Publication

Research

Robin Rombach^{1,2}, Andreas Blattmann^{1,2}, Dominik Lorenz^{1,2}, Patrick Esser^{3}, Björn Ommer^{1,2}

Abstract

By decomposing the image formation process into a sequential application of denoising autoencoders, diffusion models (DMs) achieve state-of-the-art synthesis results on image data and beyond. Additionally, their formulation allows to apply them to image modification tasks such as inpainting directly without retraining. However, since these models typically operate directly in pixel space, optimization of powerful DMs often consumes hundreds of GPU days and inference is expensive due to sequential evaluations. To enable DM training on limited computational resources while retaining their quality and flexibility, we apply them in the latent space of powerful pretrained autoencoders. In contrast to previous work, training diffusion models on such a representation allows for the first time to reach a near-optimal point between complexity reduction and spatial downsampling, greatly boosting visual fidelity. By introducing cross-attention layers into the model architecture, we turn diffusion models into powerful and flexible generators for general conditioning inputs such as text or bounding boxes and high-resolution synthesis becomes possible in a convolutional manner. Our latent diffusion models (LDMs) achieve highly competitive performance on various tasks, including unconditional image generation, inpainting, and super-resolution, while significantly reducing computational requirements compared to pixel-based DMs.
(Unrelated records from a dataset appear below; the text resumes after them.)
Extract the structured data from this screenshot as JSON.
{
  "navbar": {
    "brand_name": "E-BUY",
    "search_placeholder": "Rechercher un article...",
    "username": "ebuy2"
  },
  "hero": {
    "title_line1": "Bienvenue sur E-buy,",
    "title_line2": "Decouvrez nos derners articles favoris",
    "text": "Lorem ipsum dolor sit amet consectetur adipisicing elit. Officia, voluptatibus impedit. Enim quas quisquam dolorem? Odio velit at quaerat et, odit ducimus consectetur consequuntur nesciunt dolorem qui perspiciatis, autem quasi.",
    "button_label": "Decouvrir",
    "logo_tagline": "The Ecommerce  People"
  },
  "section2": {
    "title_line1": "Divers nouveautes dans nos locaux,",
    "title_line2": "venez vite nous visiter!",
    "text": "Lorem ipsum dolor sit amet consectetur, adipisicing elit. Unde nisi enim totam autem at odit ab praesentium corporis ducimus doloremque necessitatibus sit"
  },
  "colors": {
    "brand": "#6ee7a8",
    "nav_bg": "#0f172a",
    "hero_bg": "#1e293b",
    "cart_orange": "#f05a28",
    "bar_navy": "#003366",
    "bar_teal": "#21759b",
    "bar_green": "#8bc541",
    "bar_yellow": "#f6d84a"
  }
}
Figure 1. Boosting the upper bound on achievable quality with less agressive downsampling. Since diffusion models offer excellent inductive biases for spatial data, we do not need the heavy spatial downsampling of related generative models in latent space, but can still greatly reduce the dimensionality of the data via suitable autoencoding models, see Sec. 3. Images are from the DIV2K [1] validation set, evaluated at 5122 px. We denote the spatial downsampling factor by f . Reconstruction FIDs [26] and PSNR are calculated on ImageNet-val. [11]; see also Tab. 1.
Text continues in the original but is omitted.